Indigenous group: Deforestation plans hinge on funds

As world leaders pledge to end deforestation at the U.N climate conference indigenous groups warn that the pledge will only turn into action if funds are delivered directly.

More than 100 national leaders on Monday pledged to halt and reverse deforestation and land degradation by the end of the decade.

$19 billion in public and private funds backed the announcement but how this is to be spent is being closely examined.

Leader of the Indigenous Women of the Brazilian Amazon Union, Telma Taurepang, was skeptical of turning the plan into action:

"How will they [the government] ensure a resource that does not reach Indigenous lands. It does not reach Indigenous organisations to curb deforestation. Because the resource when it arrives, it does not reach Indigenous peoples. They come to secure more and more soy plantations, and they give the money to those who plant soy, to those who deforest and not to Indigenous peoples."

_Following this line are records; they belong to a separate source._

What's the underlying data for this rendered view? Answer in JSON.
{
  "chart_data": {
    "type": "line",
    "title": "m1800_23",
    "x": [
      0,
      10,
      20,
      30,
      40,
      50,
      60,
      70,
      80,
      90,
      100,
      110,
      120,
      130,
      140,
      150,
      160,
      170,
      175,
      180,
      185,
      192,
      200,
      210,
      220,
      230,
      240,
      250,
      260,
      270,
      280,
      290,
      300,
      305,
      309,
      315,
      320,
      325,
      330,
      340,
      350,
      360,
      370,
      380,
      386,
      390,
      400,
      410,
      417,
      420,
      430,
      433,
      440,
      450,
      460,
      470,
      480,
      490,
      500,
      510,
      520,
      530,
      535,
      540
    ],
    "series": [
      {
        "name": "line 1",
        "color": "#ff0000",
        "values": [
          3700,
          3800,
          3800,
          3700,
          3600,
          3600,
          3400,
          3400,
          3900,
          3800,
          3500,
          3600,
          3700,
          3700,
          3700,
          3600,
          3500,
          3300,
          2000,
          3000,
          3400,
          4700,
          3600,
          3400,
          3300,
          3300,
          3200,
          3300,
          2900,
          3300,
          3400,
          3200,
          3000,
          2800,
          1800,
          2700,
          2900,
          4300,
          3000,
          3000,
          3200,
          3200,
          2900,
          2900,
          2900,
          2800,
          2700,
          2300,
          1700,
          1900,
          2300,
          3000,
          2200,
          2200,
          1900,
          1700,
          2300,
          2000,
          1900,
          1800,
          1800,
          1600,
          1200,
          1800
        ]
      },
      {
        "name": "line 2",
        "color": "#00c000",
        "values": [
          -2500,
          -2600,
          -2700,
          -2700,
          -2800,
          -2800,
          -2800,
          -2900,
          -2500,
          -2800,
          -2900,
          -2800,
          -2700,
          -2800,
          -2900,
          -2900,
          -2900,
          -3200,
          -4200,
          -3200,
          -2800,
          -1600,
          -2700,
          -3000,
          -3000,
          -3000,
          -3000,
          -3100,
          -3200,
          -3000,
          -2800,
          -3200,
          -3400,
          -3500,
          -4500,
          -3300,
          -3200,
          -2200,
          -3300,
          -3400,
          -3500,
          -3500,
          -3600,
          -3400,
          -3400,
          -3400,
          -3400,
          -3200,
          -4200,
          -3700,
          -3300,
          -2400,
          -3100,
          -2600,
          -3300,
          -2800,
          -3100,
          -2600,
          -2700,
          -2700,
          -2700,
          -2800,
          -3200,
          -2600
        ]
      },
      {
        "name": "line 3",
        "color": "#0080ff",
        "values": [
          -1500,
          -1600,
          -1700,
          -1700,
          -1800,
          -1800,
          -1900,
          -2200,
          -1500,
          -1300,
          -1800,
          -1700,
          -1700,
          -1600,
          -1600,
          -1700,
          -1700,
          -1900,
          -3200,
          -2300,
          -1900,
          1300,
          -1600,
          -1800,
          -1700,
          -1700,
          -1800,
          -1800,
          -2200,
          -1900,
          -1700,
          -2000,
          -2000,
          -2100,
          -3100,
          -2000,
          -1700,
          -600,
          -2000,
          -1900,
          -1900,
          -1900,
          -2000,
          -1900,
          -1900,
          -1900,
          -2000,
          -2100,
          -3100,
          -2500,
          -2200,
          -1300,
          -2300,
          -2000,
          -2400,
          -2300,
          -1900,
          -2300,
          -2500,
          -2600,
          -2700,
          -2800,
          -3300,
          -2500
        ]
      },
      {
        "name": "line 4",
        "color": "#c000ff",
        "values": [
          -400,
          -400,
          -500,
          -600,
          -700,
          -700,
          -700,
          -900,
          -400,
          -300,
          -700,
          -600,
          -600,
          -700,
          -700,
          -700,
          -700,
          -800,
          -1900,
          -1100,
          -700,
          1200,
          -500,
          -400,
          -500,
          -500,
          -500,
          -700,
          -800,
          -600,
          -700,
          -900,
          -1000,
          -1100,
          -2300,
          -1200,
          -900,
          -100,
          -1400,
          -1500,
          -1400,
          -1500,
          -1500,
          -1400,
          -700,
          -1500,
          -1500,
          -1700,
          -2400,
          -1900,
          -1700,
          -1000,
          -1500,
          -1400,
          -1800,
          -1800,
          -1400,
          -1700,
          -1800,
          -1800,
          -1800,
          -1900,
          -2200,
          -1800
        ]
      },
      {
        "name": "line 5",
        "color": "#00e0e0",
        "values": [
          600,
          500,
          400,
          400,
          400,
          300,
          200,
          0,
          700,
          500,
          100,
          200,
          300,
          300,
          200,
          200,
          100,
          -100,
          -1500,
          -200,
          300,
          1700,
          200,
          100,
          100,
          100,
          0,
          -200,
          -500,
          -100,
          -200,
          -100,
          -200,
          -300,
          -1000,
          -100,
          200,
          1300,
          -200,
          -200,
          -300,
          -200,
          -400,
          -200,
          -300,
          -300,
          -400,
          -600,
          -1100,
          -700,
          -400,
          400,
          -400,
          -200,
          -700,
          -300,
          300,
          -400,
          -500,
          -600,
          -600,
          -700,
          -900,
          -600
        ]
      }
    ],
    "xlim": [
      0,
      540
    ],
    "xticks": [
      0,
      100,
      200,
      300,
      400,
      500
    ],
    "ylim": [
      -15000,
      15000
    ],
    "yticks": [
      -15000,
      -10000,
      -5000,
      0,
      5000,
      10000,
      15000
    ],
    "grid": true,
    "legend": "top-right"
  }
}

She points to the increase in mining and agribusiness in the Amazon rainforest that has caused deforestation.

Under the agreement, 12 countries pledged to provide $12 billion of public funding between 2021 and 2025 for developing countries to restore degraded land and tackle wildfires.

Some of the promised funds from investors came with the pledge to stop investing in palm oil, soybean farming, pulp production and other activists linked to deforesting.

WWF deputy Damien Fleming echoed the need for the funds to be handled sensitively:

"So we need to see these words translated into binding policies and commitments. And also, you know, a full and effective engagement with those on the deep forest, on the front lines of deforestation, such as indigenous peoples and local communities."

The announcement on Monday is being called one of the most concrete declarations on deforestation to keep alive a target of capping global warming at 1.5 degrees Celsius.